Data Observability
Lineage, freshness, volume, schema, distribution. The five things to monitor for any production data system — plus the tools and the discipline around alerts.
The five pillars (Monte Carlo's framing, now standard)
- Freshness — when did data last update?
- Volume — how many rows arrived?
- Schema — what columns and types?
- Distribution — what do values look like?
- Lineage — where does this come from, what depends on it?
Mention these by name. They're industry standard vocabulary.
Lineage
Knowing how a column propagated from source through transformations to the dashboard. Critical for:
- Impact analysis — "if we change this raw column, what breaks?"
- Root-cause analysis — "this dashboard is wrong, where did the bad value enter?"
- Compliance — "where does this PII end up?"
Tools: dbt docs (lineage within dbt), OpenLineage (cross-tool standard), DataHub, Atlan, Alation (commercial catalogs with lineage).
Freshness
Stale data lies silently. Monitor at every stage:
- Source freshness — when did the upstream system last load? dbt source freshness + alerts.
- Model freshness — when did the dbt model last run? dbt-utils recency tests.
- Dashboard freshness — when did the BI tool last refresh? Most BI tools surface this.
Set thresholds based on SLA. A daily-batch model should warn if not refreshed in 25 hours, error after 30. A near-real-time model: warn in minutes.
Volume
Row counts in expected range. Common patterns:
- Absolute — table has at least X rows.
- Relative — today's rows are within N% of trailing average.
- Statistical — N standard deviations from baseline.
Spikes and drops both matter. A spike could be duplication; a drop could be a broken ingestion. Both deserve alerts.
Schema
Column additions are usually safe. Removals, renames, type changes are usually bugs. Monitor:
- Expected columns exist.
- Types haven't changed.
- Unexpected new columns flagged for review (in case they're PII).
dbt model contracts make this explicit at the model level. Schema registries do it at the event-stream level.
Distribution
The "values look right" pillar. Things to watch:
- Null proportion — sudden jump in nulls = upstream broke.

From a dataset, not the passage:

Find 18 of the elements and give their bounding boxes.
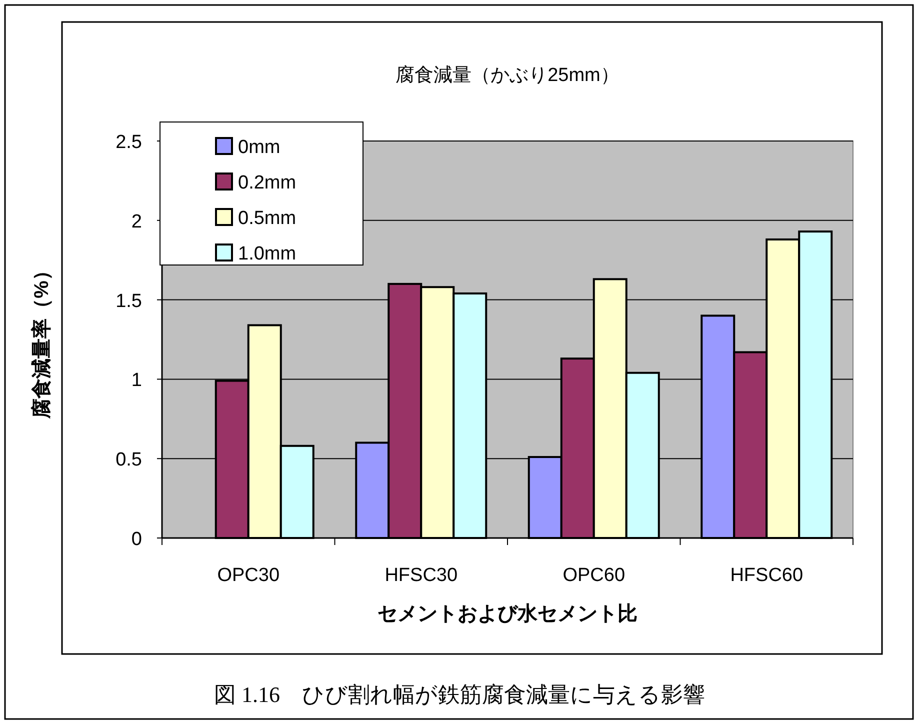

- Value distribution — mean, p50, p95 of numeric columns. Sudden shifts = anomaly.
- Cardinality — distinct count of categorical columns. New / disappeared categories.
- Outlier rate — rows in tails of distribution.

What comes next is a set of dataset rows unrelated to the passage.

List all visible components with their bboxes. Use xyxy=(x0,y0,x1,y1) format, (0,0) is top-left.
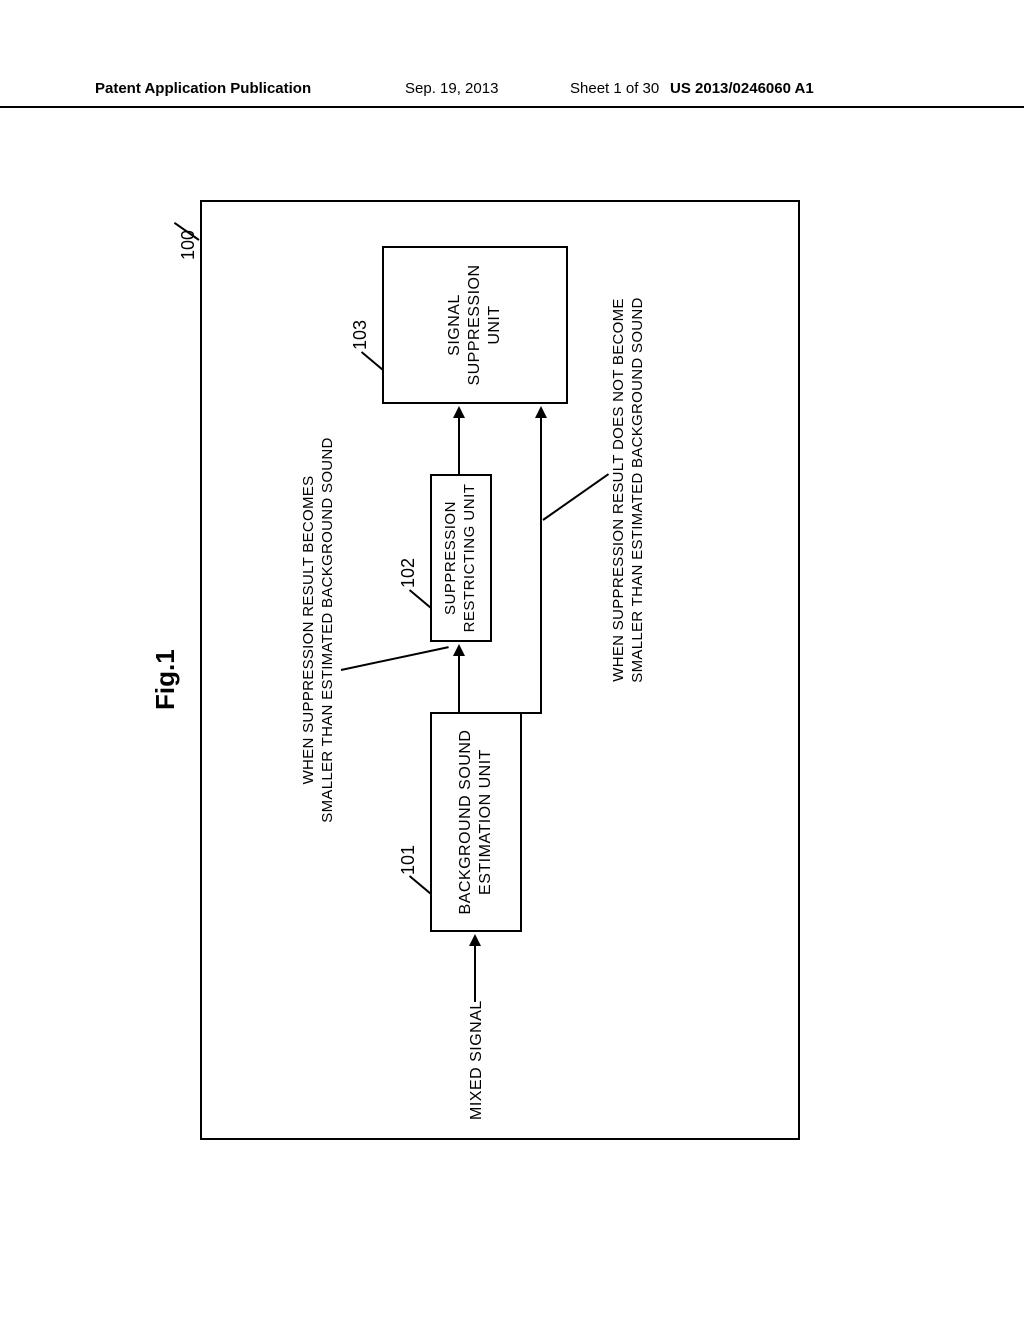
ref-101: 101 xyxy=(398,845,419,875)
ref-102: 102 xyxy=(398,558,419,588)
page-header: Patent Application Publication Sep. 19, … xyxy=(0,78,1024,108)
block-103-label: SIGNAL SUPPRESSION UNIT xyxy=(445,264,505,385)
page: Patent Application Publication Sep. 19, … xyxy=(0,0,1024,1320)
block-background-sound-estimation: BACKGROUND SOUND ESTIMATION UNIT xyxy=(430,712,522,932)
block-signal-suppression: SIGNAL SUPPRESSION UNIT xyxy=(382,246,568,404)
header-pub-number: US 2013/0246060 A1 xyxy=(670,80,814,97)
block-102-label: SUPPRESSION RESTRICTING UNIT xyxy=(442,484,480,633)
ref-103: 103 xyxy=(350,320,371,350)
input-signal-label: MIXED SIGNAL xyxy=(468,1000,486,1120)
caption-top: WHEN SUPPRESSION RESULT BECOMES SMALLER … xyxy=(300,400,338,860)
header-publication-label: Patent Application Publication xyxy=(95,80,311,97)
header-sheet: Sheet 1 of 30 xyxy=(570,80,659,97)
caption-top-text: WHEN SUPPRESSION RESULT BECOMES SMALLER … xyxy=(300,437,336,822)
figure-title: Fig.1 xyxy=(150,649,181,710)
caption-bottom-text: WHEN SUPPRESSION RESULT DOES NOT BECOME … xyxy=(610,297,646,682)
block-suppression-restricting: SUPPRESSION RESTRICTING UNIT xyxy=(430,474,492,642)
caption-bottom: WHEN SUPPRESSION RESULT DOES NOT BECOME … xyxy=(610,230,648,750)
header-date: Sep. 19, 2013 xyxy=(405,80,498,97)
figure-1: Fig.1 100 MIXED SIGNAL BACKGROUND SOUND … xyxy=(140,160,860,1180)
block-101-label: BACKGROUND SOUND ESTIMATION UNIT xyxy=(456,730,496,915)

This is where ML-driven tools (Monte Carlo, Anomalo) shine — they baseline distributions automatically and flag deviations.
Tools landscape
| Tool | Class | Best for |
|---|---|---|
| dbt tests + dbt-utils | OSS, in-warehouse | Baseline — every project should have these |
| dbt-expectations | OSS, in-warehouse | Distribution and statistical tests |
| Elementary | OSS, dbt-native | Anomaly detection + observability dashboard over dbt artifacts |
| Great Expectations | OSS, Python-first | Standalone validation pipelines, non-dbt environments |
| Monte Carlo, Bigeye, Anomalo | Commercial, ML-driven | Org-wide observability with less config |
| DataHub, Atlan, Alation | Commercial catalogs | Lineage + catalog + governance at scale |
| OpenLineage | OSS standard | Cross-tool lineage protocol |
Alerts that don't get ignored
The fastest way to break a data team's trust in their own monitoring: pages that fire too often. Discipline:
- Severity tiers — error (page), warn (Slack channel), info (dashboard only).
- Owners on every alert — assigned to a model and a person/team.

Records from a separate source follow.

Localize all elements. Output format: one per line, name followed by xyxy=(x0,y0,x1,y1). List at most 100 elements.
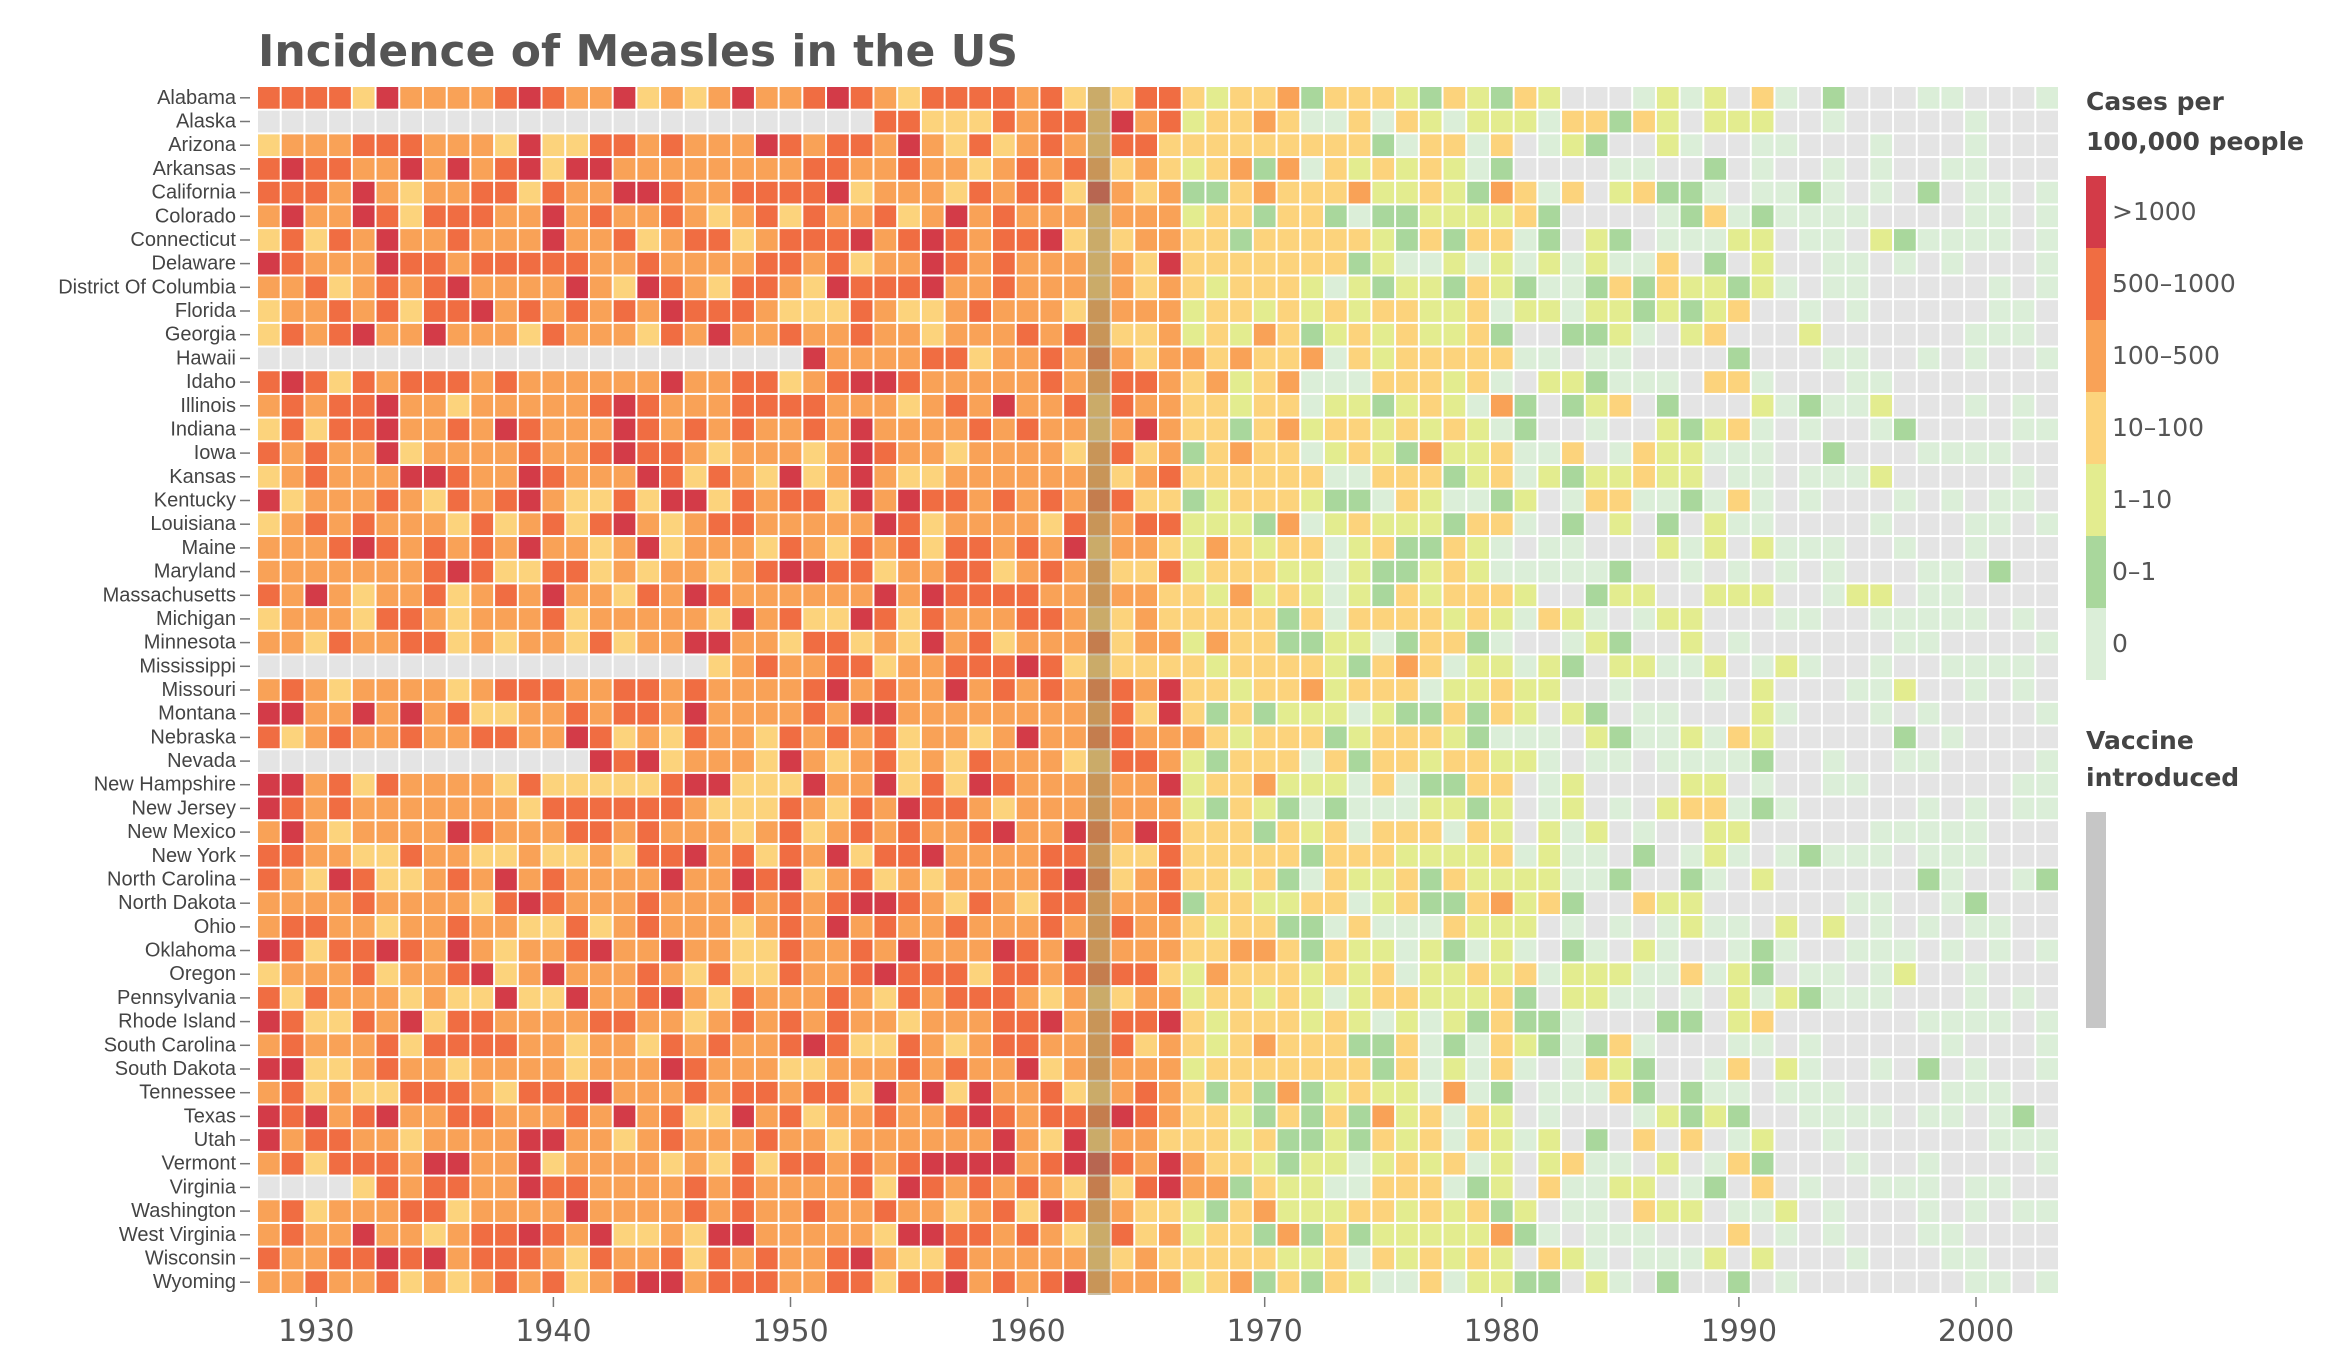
heatmap-cell xyxy=(1135,679,1157,701)
heatmap-cell xyxy=(1301,537,1323,559)
heatmap-cell xyxy=(1894,963,1916,986)
heatmap-cell xyxy=(1514,844,1537,867)
heatmap-cell xyxy=(1656,205,1679,228)
heatmap-cell xyxy=(708,489,731,512)
heatmap-cell xyxy=(566,1081,588,1104)
heatmap-cell xyxy=(1135,181,1157,204)
heatmap-cell xyxy=(1609,276,1632,299)
state-label: Florida xyxy=(175,300,237,322)
heatmap-cell xyxy=(376,134,399,157)
heatmap-cell xyxy=(1230,702,1252,725)
heatmap-cell xyxy=(447,465,470,488)
heatmap-cell xyxy=(1253,1271,1276,1293)
heatmap-cell xyxy=(1301,1129,1323,1151)
heatmap-cell xyxy=(850,465,873,488)
heatmap-cell xyxy=(566,963,588,986)
heatmap-cell xyxy=(779,702,802,725)
heatmap-cell xyxy=(1467,1200,1489,1222)
heatmap-cell xyxy=(1490,892,1513,915)
heatmap-cell xyxy=(1324,560,1347,583)
heatmap-cell xyxy=(1917,750,1940,772)
heatmap-cell xyxy=(1585,134,1608,157)
heatmap-cell xyxy=(661,844,683,867)
heatmap-cell xyxy=(1230,608,1252,630)
heatmap-cell xyxy=(613,371,636,393)
heatmap-cell xyxy=(1917,513,1940,536)
heatmap-cell xyxy=(1040,868,1063,891)
heatmap-cell xyxy=(495,181,517,204)
heatmap-cell xyxy=(1324,963,1347,986)
heatmap-cell xyxy=(589,1010,612,1033)
heatmap-cell xyxy=(2036,537,2058,559)
heatmap-cell xyxy=(1206,537,1229,559)
heatmap-cell xyxy=(1728,1200,1750,1222)
heatmap-cell xyxy=(258,323,280,346)
heatmap-cell xyxy=(423,1271,446,1293)
heatmap-cell xyxy=(1040,300,1063,322)
heatmap-cell xyxy=(1277,229,1300,251)
heatmap-cell xyxy=(1751,773,1774,796)
heatmap-cell xyxy=(1633,939,1655,962)
state-label: Michigan xyxy=(156,608,236,630)
heatmap-cell xyxy=(1704,276,1727,299)
heatmap-cell xyxy=(447,1247,470,1270)
heatmap-cell xyxy=(1016,608,1039,630)
heatmap-cell xyxy=(1585,702,1608,725)
heatmap-cell xyxy=(1182,300,1205,322)
heatmap-cell xyxy=(1514,608,1537,630)
heatmap-cell xyxy=(447,347,470,370)
heatmap-cell xyxy=(566,916,588,938)
heatmap-cell xyxy=(1443,750,1466,772)
heatmap-cell xyxy=(1941,608,1964,630)
heatmap-cell xyxy=(1751,323,1774,346)
heatmap-cell xyxy=(1135,1058,1157,1080)
heatmap-cell xyxy=(684,773,707,796)
heatmap-cell xyxy=(1822,916,1845,938)
heatmap-cell xyxy=(1538,1152,1561,1175)
heatmap-cell xyxy=(281,773,304,796)
heatmap-cell xyxy=(708,537,731,559)
heatmap-cell xyxy=(803,276,826,299)
heatmap-cell xyxy=(518,181,541,204)
heatmap-cell xyxy=(1799,252,1821,275)
heatmap-cell xyxy=(1111,679,1134,701)
heatmap-cell xyxy=(1230,1271,1252,1293)
heatmap-cell xyxy=(1514,513,1537,536)
heatmap-cell xyxy=(1941,489,1964,512)
heatmap-cell xyxy=(1301,134,1323,157)
heatmap-cell xyxy=(281,181,304,204)
heatmap-cell xyxy=(447,844,470,867)
heatmap-cell xyxy=(637,1058,660,1080)
heatmap-cell xyxy=(1182,1271,1205,1293)
heatmap-cell xyxy=(708,442,731,464)
heatmap-cell xyxy=(1609,560,1632,583)
heatmap-cell xyxy=(281,584,304,607)
heatmap-cell xyxy=(1301,87,1323,109)
heatmap-cell xyxy=(1419,584,1442,607)
heatmap-cell xyxy=(921,702,944,725)
heatmap-cell xyxy=(1040,513,1063,536)
heatmap-cell xyxy=(1633,418,1655,441)
heatmap-cell xyxy=(874,1105,897,1128)
heatmap-cell xyxy=(708,679,731,701)
heatmap-cell xyxy=(993,916,1015,938)
heatmap-cell xyxy=(1230,631,1252,654)
heatmap-cell xyxy=(566,1058,588,1080)
heatmap-cell xyxy=(874,1176,897,1199)
heatmap-cell xyxy=(945,1105,968,1128)
heatmap-cell xyxy=(1419,134,1442,157)
heatmap-cell xyxy=(518,868,541,891)
heatmap-cell xyxy=(305,205,328,228)
heatmap-cell xyxy=(613,892,636,915)
heatmap-cell xyxy=(1585,987,1608,1009)
heatmap-cell xyxy=(1822,1034,1845,1057)
heatmap-cell xyxy=(1064,371,1086,393)
heatmap-cell xyxy=(1396,916,1418,938)
heatmap-cell xyxy=(376,987,399,1009)
heatmap-cell xyxy=(1965,1152,1987,1175)
heatmap-cell xyxy=(1182,773,1205,796)
heatmap-cell xyxy=(1372,1058,1395,1080)
heatmap-cell xyxy=(1846,1223,1869,1246)
heatmap-cell xyxy=(1206,1271,1229,1293)
heatmap-cell xyxy=(1894,987,1916,1009)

- Runbooks — when X alerts, do Y to investigate. Documented in the model's yaml or wiki.
- Quiet hours — non-critical alerts pause overnight; only true outages page at 3 AM.
- Alert review — weekly check: which alerts fired, which were noise, tune accordingly.
Every "let me add a test for this" without thinking about severity leads to a future where everything fires constantly and nothing gets investigated. Tests are free to write; alerts are expensive to act on. Be conservative with what pages.
Talking points
"Five pillars — freshness, volume, schema, distribution, lineage. Freshness via source freshness checks and recency tests; volume via row-count anomaly detection; schema via tests on expected columns and dbt contracts; distribution via dbt-expectations or a commercial tool like Monte Carlo; lineage via dbt docs at minimum, OpenLineage or DataHub at scale. Severity discipline matters — error level for true contracts, warn for signal. Every alert needs an owner and a runbook, or it becomes noise."
"Walk the lineage backwards. Start at the dashboard — what model is it pulling from. Then the model — what does its SQL do, what's the grain, do the tests pass. Then sources — is upstream loading correctly. Common bugs at each layer: fanout from a wrong-grain join, NULL filters dropping rows silently, time-zone confusion, deduplication that didn't deduplicate, a stale incremental that lost late-arriving data. Once root-caused: fix the data, add a test that would have caught it, document the gotcha. Optional final step: postmortem if it's painful enough."